Ask Jeeves Blog: Mozilla’s On Fire: “We discussed Ask Jeeves desktop search and the notion of open-sourcing it. We’re open at two levels. Contributing just the core desktop indexing technology or possibly the entire desktop search application. They discussed how/what they would evaluate before accepting a major piece of code/product contribution: code size, internationalization, etc. Whether or not we partner with Mozilla on this effort, Chris and team thought it was a good idea for us to pursue overall.”
Lot’s of folks think good open-source desktop search can already be easily implemented with tools like Lucene. But desktop search has exacting requirements.

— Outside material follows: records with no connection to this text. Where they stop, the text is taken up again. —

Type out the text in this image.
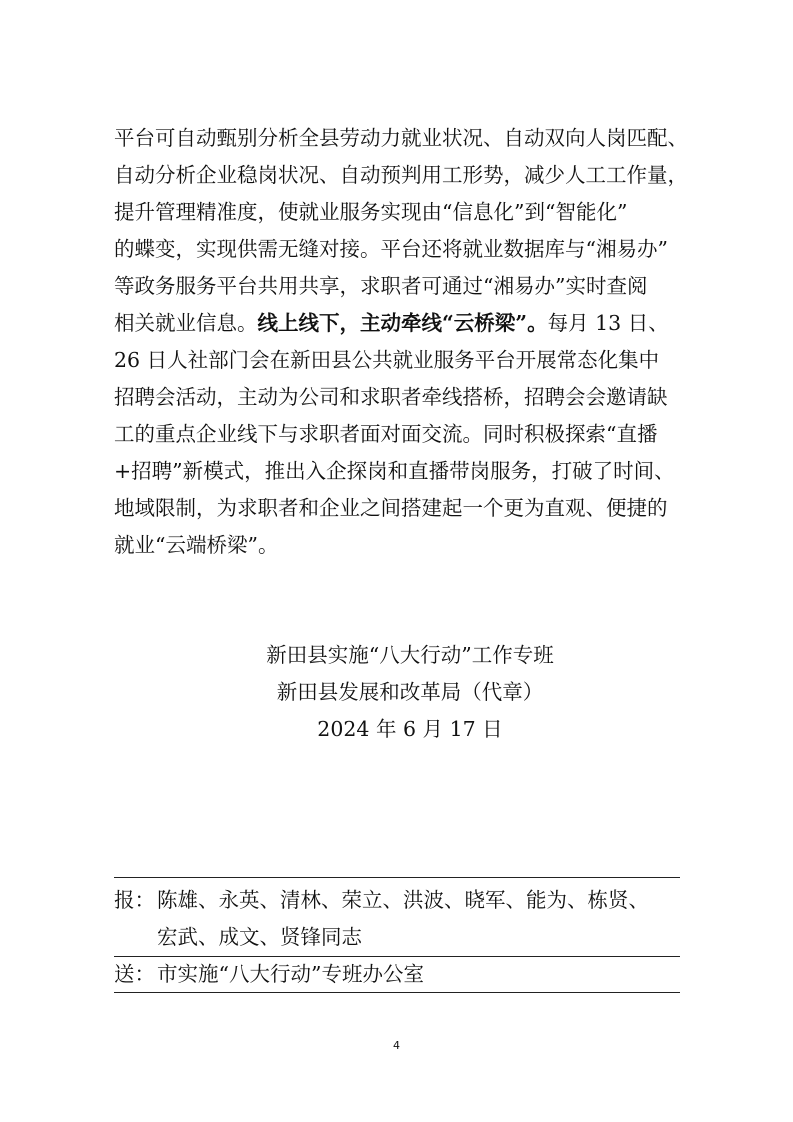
平台可自动甄别分析全县劳动力就业状况、自动双向人岗匹配、
自动分析企业稳岗状况、自动预判用工形势，减少人工工作量，
提升管理精准度，使就业服务实现由“信息化”到“智能化”
的蝶变，实现供需无缝对接。平台还将就业数据库与“湘易办”
等政务服务平台共用共享，求职者可通过“湘易办”实时查阅
相关就业信息。线上线下，主动牵线“云桥梁”。每月 13 日、
26 日人社部门会在新田县公共就业服务平台开展常态化集中
招聘会活动，主动为公司和求职者牵线搭桥，招聘会会邀请缺
工的重点企业线下与求职者面对面交流。同时积极探索“直播
+招聘”新模式，推出入企探岗和直播带岗服务，打破了时间、
地域限制，为求职者和企业之间搭建起一个更为直观、便捷的
就业“云端桥梁”。
新田县实施“八大行动”工作专班
新田县发展和改革局（代章）
2024 年 6 月 17 日
报： 陈雄、永英、清林、荣立、洪波、晓军、能为、栋贤、
宏武、成文、贤锋同志
送： 市实施“八大行动”专班办公室
4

- Download size should be small, which rules out Java and C#, since you can’t afford to require a large runtime environment.
- Lots of document formats must be supported. Yet many document format conversion tools are quite large, too large for inclusion. So, a good desktop search application might need to implement its own format converters, no small burden.
- The performance requirements of desktop search are not too demanding, since the number of documents is unlikely to exceed a few million, but indexing must be unobtrusive. It needs to run in the background when the user is idle. Ideally it shouldn’t greatly disrupt the virtual memory working-set, or else, when the user returns the system will be sluggish. This probably requires platform-dependent code.
In the end, the core search and indexing code (like Lucene provides) is only a small part of the application, and Java, while cross-platform, requires a runtime that’s too big for convenient download, and doesn’t give easy access to platform-specific scheduling features.
The Beagle folks have defied these odds, albeit for a not-yet-mainstream platform.
There’s still hope for mass-market Lucene-based desktop search: GCJ is cross-platform, makes it easy to invoke platform-specifics, and may soon have a tiny runtime. A C++ port exists and a C port of Lucene is underway. Machines and networks keep getting faster; scheduling and download-size issues will diminish. In the meantime, perhaps Ask Jeeves will fill this gap.